Una granfondo nelle Alpi. Le Alpi dove si sente l’odore del mare e nei giorni tersi si vede pure dalle cime. Le Alpi dei ribelli, gli irregolari, dei valdesi, degli anarchici e dei no tav. Meno pettinate delle Dolomiti. Selvagge, verdissime. Dove la natura è rimasta intatta, non intaccata dal cemento. La Fausto Coppi a Cuneo, nella Provincia Granda, è tra le più antiche Gran fondo di ciclismo. Arrivata quest’anno alla 36esima edizione. Non è solo una manifestazione ciclistica. E’ molto di più. E’ una scommessa verticale, con le salite. Una resa dei conti con la fatica. Ma anche un’immersione interiore e solitaria in panorami meravigliosi.
Le Alpi sono l’area verde più grande dell’Europa, un arco che tocca otto nazioni.
La Fausto Coppi si svolge in questo scenario unico dove il panorama non è stato rovinato dall’uomo. Uno scenario dove sono state scritte pagine leggendarie che hanno fatto la storia del ciclismo. A partire appunto dal Campionissimo, “l’uomo solo al comando”, Fausto Coppi che proprio qui, nelle Alpi Cozie, le montagne che abbracciano la città di Cuneo, compì alcune delle sue prime imprese vittoriose. La Gran fondo che porta il suo nome è delle più dure d’Italia in termini di pendenze e lunghezza delle sue salite. Arrivare fino in fondo è una vera impresa. Considerando – come è stato quest’anno – il sole e il caldo torrido che toglie il fiato e fa sentire male alle gambe.
Quest’anno tra i 2500 iscritti, tutti con le maglie dello stesso colore, che era giallo senape per l’edizione 2025, c’ero anche io. Un fiume di biciclette, di pedali, ruote, ingranaggi che si muovono e corpi, appunto, color senape. Riguardando i video del passaggio del gruppo di ciclisti sul ponte che porta fuori dalla città di Cuneo l’impressione è che questa marea umana di ciclisti in gruppo, tutta in fila, sembra non finire mai. 2500 ciclisti. Di più non è possibile accettarne, per motivi di sicurezza perché le strade sui valichi, più simili a mulattiere, spesso con asfalto pesante e ruvido di montagna, non lo consentono.

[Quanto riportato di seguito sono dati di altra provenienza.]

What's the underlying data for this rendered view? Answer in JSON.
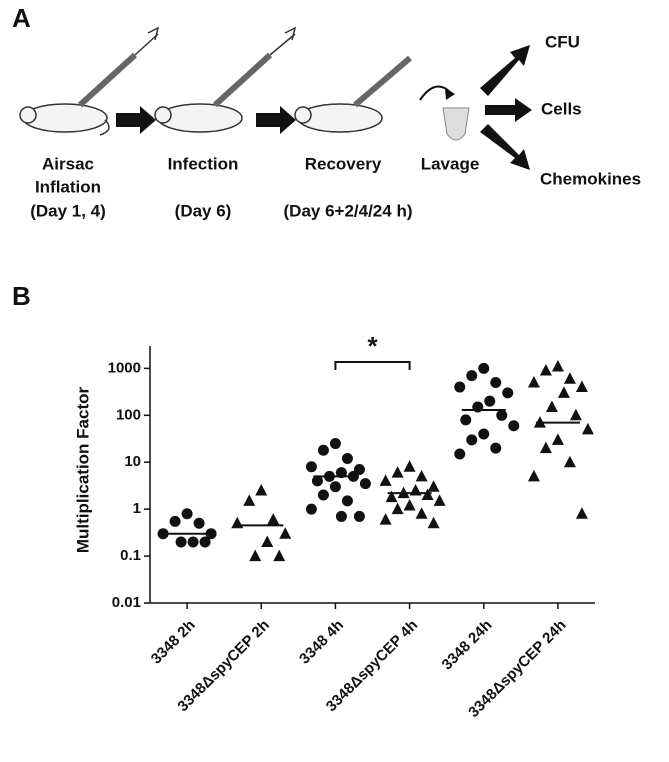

È un evento internazionale la Fausto Coppi. Quest’anno sono arrivati a Cuneo per pedalare e far fatica ciclisti stranieri provenienti da 42 nazioni. Dalla Macedonia – ne ho incrociato uno che vagava come un pugile suonato sulle prime salite della Valle Varaita – fino allo sperduto Arcipelago di Palau, da non confondersi con la omonima località della Sardegna: l’Arcipelago di Palau è un insieme di 300 isole, quasi tutte disabitate, in Micronesia, sperdute nell’Oceano Pacifico. Tra le altre presenze extra-continentali gli organizzatori segnalavano anche oltre 15 atleti dal Cile, 10 dall’Australia, 9 dalla Colombia e dal Guatemala. Lo spettro anagrafico dei partecipanti è stato molto ampio anche quest’anno, con il 18enne Mattia Graglia (Vigor Redmount – Freedom) e l’82enne Pierre Didon divisi da un arco temporale di ben 64 anni.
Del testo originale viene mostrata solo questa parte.